How to Remove Ink Stains From Leather: 2 Effective Methods
Ink stains can be tough to remove from any fabric, but leather presents unique challenges that require more delicate care. Leather is porous, allowing stains to penetrate deep into the hide, and ink is made of dye and oil, making it particularly stubborn.
However, there are at-home stain removal methods you can use with products you likely already have in your cupboard. Read on to see how to get the best results when getting ink out of leather sofas, chairs, car seats, and more.
Before You Begin
It's important to know what type and grade of leather you are working with to remove ink stains safely. Some leather pieces are not dye stable. Others have protective coatings that can be damaged by stain removal methods.
- Aniline: Aniline leather is a full-grained hide that has been treated with the chemical aniline. It is prized for the ability to see the pores and imperfections on the hide. Aniline leather is exceptionally soft, but it does not have a protective coating preventing the finish from being stained.
- Semi-aniline: Processed with a thicker protective coating than aniline, semi-aniline is more resistant to stains, more durable, and less expensive than aniline.
- Pigmented or Protected: The natural leather is coated with a polymer that contains dye pigments to create the most durable, scuff-resistant, and least susceptible to stains type of leather for furniture.
|Stain Type||Dye, oil, or resin-based|
|Detergent Type||Rubbing alcohol, leather conditioner|
|Water Temperature||Warm to cool|
What You'll Need
Equipment / Tools
- 1 absorbent white cloth
- 1 sink or large bowl
- 1 bottle isopropyl (rubbing) alcohol
- 1 box cotton swabs
- 1 container leather conditioner
How to Remove Ink Stains From Leather
This ink-removal technique works well on furniture, from sofas and chairs to car seats.
You should not use these ink stain removal practices on nubuck or suede leather. Call a professional upholstery cleaner or take the garment to a dry cleaner that specializes in their care.
Test the Leather
Dampen a cotton swab or white cotton cloth with rubbing alcohol. dab the swab on the leather in an inconspicuous area, such as in the interior seam or hem, to be sure the alcohol does not damage or discolor the material. Don’t use a colored cloth because it can transfer dye to light-colored leather.
Dab the Stain
Dip a fresh cotton swab or white cloth in the alcohol. Working from the outside inward to prevent the stain from spreading, gently dab the stain. Replace the swab or cloth as you see the ink being extracted to avoid re-staining the garment. Continue to blot gently until the ink is gone.
Air-Dry and Condition the Leather
When there are no more traces of ink, treat the garment with a leather conditioner to help it remain supple and smooth. Allow the treated section of leather to air-dry after or between treatments. If you're treating your car's leather seats, you can open the doors of your car in a closed garage to increase air circulation.
Additional Tips for Removing Ink Stains from Leather
- Don't wait too long to remove the stains.

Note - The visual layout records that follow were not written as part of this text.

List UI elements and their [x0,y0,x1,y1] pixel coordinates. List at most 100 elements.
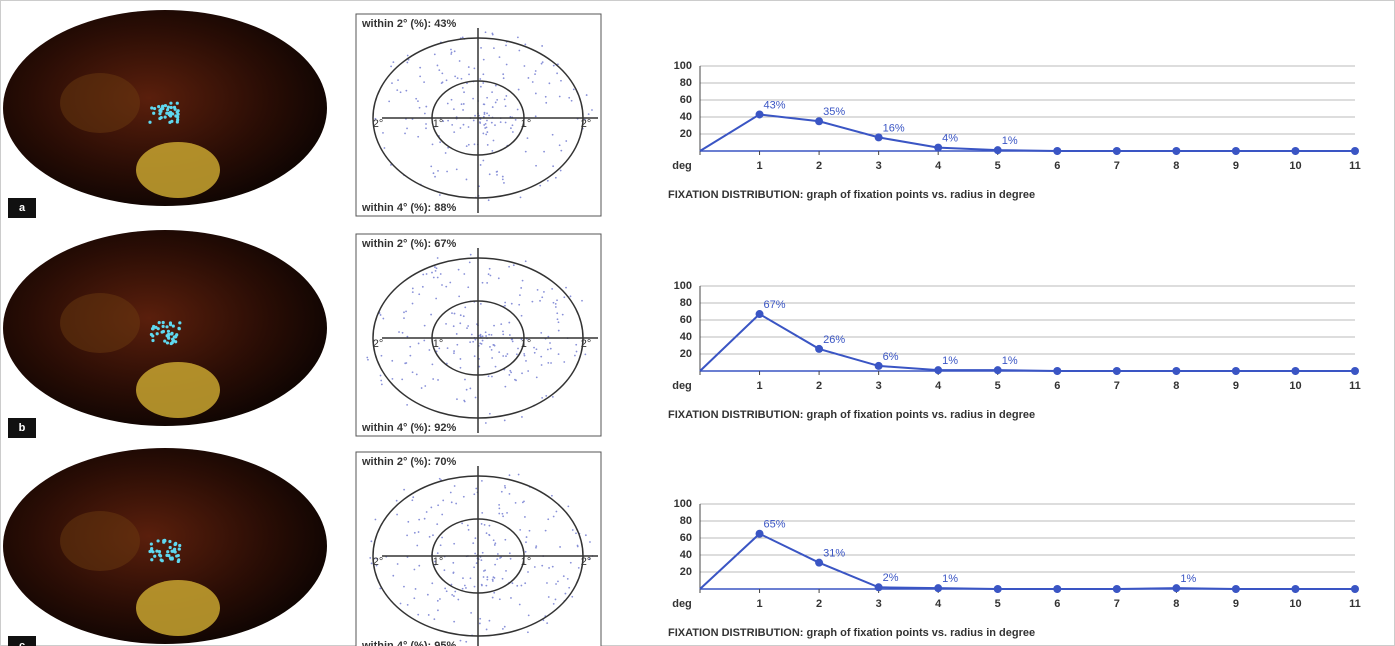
fixation-dot [463,91,465,93]
fixation-dot [413,569,415,571]
fixation-dot [491,376,493,378]
fixation-dot [512,131,514,133]
fixation-dot [493,539,495,541]
x-tick-label: 11 [1349,380,1361,392]
fixation-dot [541,397,543,399]
fundus-shade [60,73,140,133]
fixation-dot [491,150,493,152]
fixation-dot [419,67,421,69]
data-point [934,366,942,374]
fixation-dot [516,585,518,587]
fixation-dot [431,582,433,584]
inner-percent: within 2° (%): 67% [361,238,456,250]
fixation-dot [489,268,491,270]
fixation-dot [381,383,383,385]
fixation-dot [537,289,539,291]
fixation-dot [470,254,472,256]
fixation-dot [535,547,537,549]
fixation-cluster [151,327,154,330]
data-point [815,345,823,353]
fixation-dot [391,82,393,84]
fixation-dot [520,196,522,198]
fixation-dot [525,260,527,262]
value-label: 43% [764,99,786,111]
x-tick-label: 7 [1114,598,1120,610]
fixation-dot [509,370,511,372]
fixation-dot [504,305,506,307]
fixation-cluster [155,550,158,553]
fixation-dot [440,273,442,275]
x-tick-label: 10 [1289,598,1301,610]
fixation-dot [461,78,463,80]
fixation-dot [422,274,424,276]
fixation-cluster [158,321,161,324]
data-point [756,310,764,318]
fixation-dot [521,416,523,418]
fixation-dot [462,588,464,590]
fixation-dot [403,317,405,319]
fixation-dot [502,73,504,75]
fixation-dot [551,495,553,497]
panel-label: b [19,422,26,434]
value-label: 26% [823,334,845,346]
fixation-dot [382,132,384,134]
fixation-dot [485,422,487,424]
fixation-dot [581,300,583,302]
fixation-dot [366,357,368,359]
fixation-dot [533,347,535,349]
fixation-dot [419,107,421,109]
fixation-cluster [178,547,181,550]
data-point [1232,585,1240,593]
fixation-cluster [172,339,175,342]
fixation-dot [575,532,577,534]
fixation-dot [574,355,576,357]
fixation-dot [453,543,455,545]
fixation-dot [570,295,572,297]
fixation-dot [479,618,481,620]
fixation-dot [380,380,382,382]
fixation-dot [493,140,495,142]
fixation-dot [558,321,560,323]
fixation-dot [494,564,496,566]
fixation-dot [488,273,490,275]
fixation-dot [512,341,514,343]
fixation-dot [570,562,572,564]
fixation-dot [525,151,527,153]
outer-percent: within 4° (%): 88% [361,202,456,214]
value-label: 35% [823,106,845,118]
y-tick-label: 60 [680,532,692,544]
fixation-dot [369,557,371,559]
fixation-dot [456,333,458,335]
fixation-cluster [177,109,180,112]
fixation-dot [482,335,484,337]
y-tick-label: 60 [680,314,692,326]
fixation-dot [396,500,398,502]
fixation-dot [403,489,405,491]
fixation-dot [547,362,549,364]
fixation-dot [567,505,569,507]
fixation-dot [560,80,562,82]
fixation-dot [431,272,433,274]
x-tick-label: 10 [1289,160,1301,172]
fixation-cluster [148,121,151,124]
fixation-dot [450,49,452,51]
fixation-dot [447,103,449,105]
fixation-dot [464,585,466,587]
y-tick-label: 40 [680,549,692,561]
fixation-dot [425,127,427,129]
value-label: 31% [823,548,845,560]
fixation-dot [584,353,586,355]
fixation-dot [425,123,427,125]
caption: FIXATION DISTRIBUTION: graph of fixation… [668,627,1035,639]
fixation-dot [482,82,484,84]
caption: FIXATION DISTRIBUTION: graph of fixation… [668,409,1035,421]
fixation-dot [439,598,441,600]
fixation-dot [550,362,552,364]
value-label: 1% [1002,355,1018,367]
fixation-dot [480,559,482,561]
fixation-dot [468,144,470,146]
data-point [1053,585,1061,593]
fixation-cluster [150,558,153,561]
fixation-dot [486,120,488,122]
fixation-dot [565,140,567,142]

Try to remove the ink while it is still wet.
- Don't make the problem worse by spreading the ink. Work from the outside edges toward the center.

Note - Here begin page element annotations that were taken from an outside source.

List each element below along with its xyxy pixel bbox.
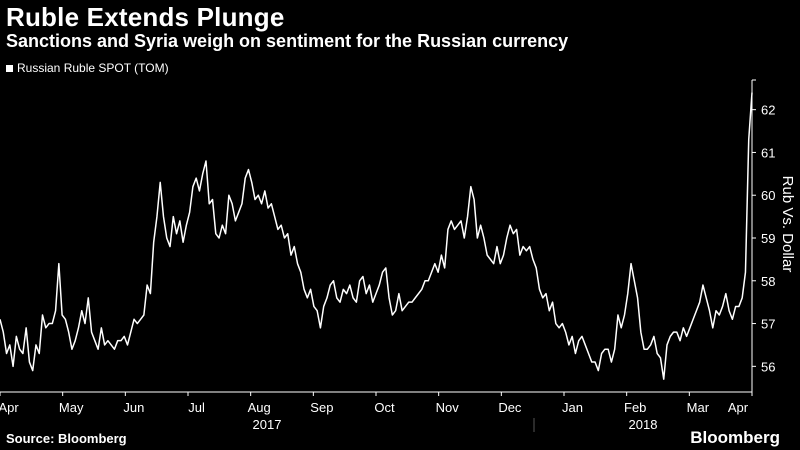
x-ticks: Apr May Jun Jul Aug Sep Oct Nov Dec Jan Feb Mar Apr xyxy=(0,392,753,415)
y-tick-label: 61 xyxy=(761,145,775,160)
y-tick-label: 57 xyxy=(761,317,775,332)
x-tick-label: Jul xyxy=(188,400,205,415)
legend-swatch-icon xyxy=(6,64,13,72)
x-tick-label: Apr xyxy=(728,400,749,415)
y-tick-label: 58 xyxy=(761,274,775,289)
bloomberg-logo: Bloomberg xyxy=(690,428,780,447)
year-labels: 2017 2018 xyxy=(253,417,658,432)
x-tick-label: May xyxy=(59,400,84,415)
x-tick-label: Oct xyxy=(374,400,395,415)
y-axis-title: Rub Vs. Dollar xyxy=(779,176,796,273)
y-tick-label: 62 xyxy=(761,103,775,118)
y-tick-label: 59 xyxy=(761,231,775,246)
x-tick-label: Feb xyxy=(624,400,646,415)
source-note: Source: Bloomberg xyxy=(6,431,127,446)
x-tick-label: Mar xyxy=(687,400,710,415)
x-tick-label: Sep xyxy=(310,400,333,415)
y-tick-label: 56 xyxy=(761,359,775,374)
x-tick-label: Nov xyxy=(436,400,460,415)
chart-title: Ruble Extends Plunge xyxy=(6,2,285,32)
legend: Russian Ruble SPOT (TOM) xyxy=(6,61,169,75)
x-tick-label: Jun xyxy=(123,400,144,415)
year-label: 2017 xyxy=(253,417,282,432)
year-label: 2018 xyxy=(629,417,658,432)
chart-subtitle: Sanctions and Syria weigh on sentiment f… xyxy=(6,31,569,51)
legend-label: Russian Ruble SPOT (TOM) xyxy=(17,61,169,75)
x-tick-label: Aug xyxy=(248,400,271,415)
x-tick-label: Jan xyxy=(562,400,583,415)
y-tick-label: 60 xyxy=(761,188,775,203)
y-ticks: 56 57 58 59 60 61 62 xyxy=(752,79,775,374)
x-tick-label: Apr xyxy=(0,400,19,415)
x-tick-label: Dec xyxy=(498,400,522,415)
series-line-ruble-spot xyxy=(0,92,753,380)
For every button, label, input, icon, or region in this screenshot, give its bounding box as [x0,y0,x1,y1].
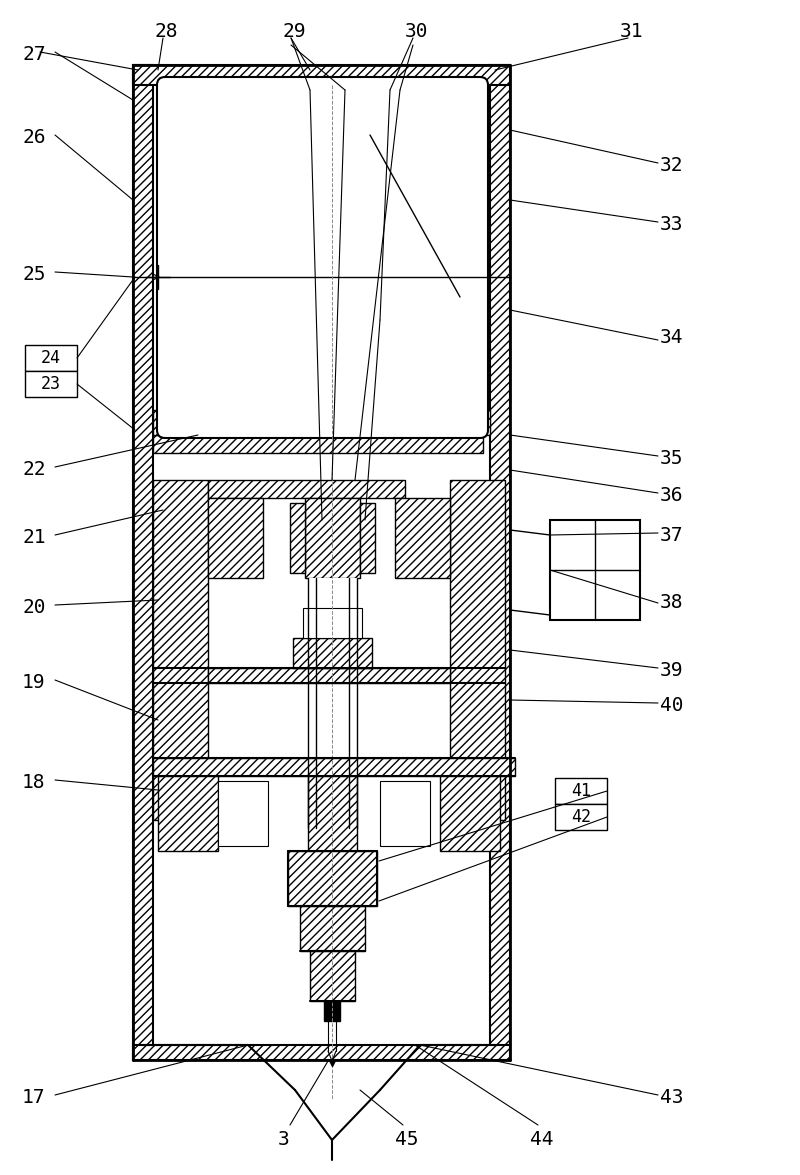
Bar [288,851,377,906]
Bar [360,503,375,573]
Text: 29: 29 [283,22,306,41]
Bar [310,262,338,290]
Text: 21: 21 [22,528,46,548]
Bar [25,371,77,397]
Text: 40: 40 [660,696,683,716]
Bar [158,776,218,851]
Bar [133,65,510,85]
Bar [305,498,360,578]
Bar [450,481,505,820]
Bar [290,503,305,573]
Text: 27: 27 [22,45,46,63]
Bar [153,758,515,776]
Text: 36: 36 [660,486,683,505]
Bar [300,906,365,951]
Bar [445,410,490,435]
Bar [133,1045,510,1060]
Bar [550,521,640,620]
Bar [455,412,480,435]
Bar [308,578,357,918]
Text: 39: 39 [660,662,683,680]
Text: 17: 17 [22,1088,46,1107]
Bar [555,804,607,830]
Bar [324,1001,340,1021]
Bar [153,481,208,820]
Bar [153,435,483,454]
Text: 41: 41 [571,783,591,800]
Bar [190,105,455,380]
Text: 43: 43 [660,1088,683,1107]
Text: 34: 34 [660,328,683,347]
Bar [440,776,500,851]
Text: 35: 35 [660,449,683,468]
Bar [555,778,607,804]
Text: 20: 20 [22,598,46,617]
Text: 37: 37 [660,526,683,545]
Text: 28: 28 [155,22,178,41]
Bar [380,781,430,846]
Bar [208,498,263,578]
Bar [133,65,153,1060]
Text: 44: 44 [530,1130,554,1149]
Text: 42: 42 [571,808,591,826]
Bar [310,951,355,1001]
Text: 24: 24 [41,349,61,367]
Text: 25: 25 [22,266,46,284]
Text: 30: 30 [405,22,429,41]
Bar [163,412,188,435]
Text: 45: 45 [395,1130,418,1149]
Bar [395,498,450,578]
Text: 22: 22 [22,459,46,479]
Text: 19: 19 [22,673,46,692]
Text: 31: 31 [620,22,643,41]
Bar [490,65,510,1060]
Bar [208,669,450,683]
Text: 32: 32 [660,156,683,175]
Text: 23: 23 [41,375,61,392]
Text: 3: 3 [278,1130,290,1149]
Text: 38: 38 [660,593,683,612]
Bar [25,345,77,371]
Bar [303,607,362,638]
Bar [153,410,198,435]
Bar [308,776,357,851]
Bar [293,638,372,669]
Text: 33: 33 [660,215,683,234]
Text: 26: 26 [22,128,46,147]
Bar [208,481,405,498]
Bar [218,781,268,846]
FancyBboxPatch shape [157,78,488,438]
Text: 18: 18 [22,773,46,792]
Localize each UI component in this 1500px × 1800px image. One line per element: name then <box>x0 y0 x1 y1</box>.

- Don't scrub. Many leather goods are thin and scrubbing can create a hole or a loss of color.
- Don't give up. Older or dried stains will be harder to remove, you might need to repeat the cleaning process several times before the stain disappears.
- Don't use hairspray. Most hairsprays contain ingredients that can cause spotting on leather.
- Don't use a colored towel or cloth to treat the stain. The alcohol may cause the dye on the towel to transfer to the leather.
- You can substitute gin or vodka for rubbing alcohol. Don't use colored liquor!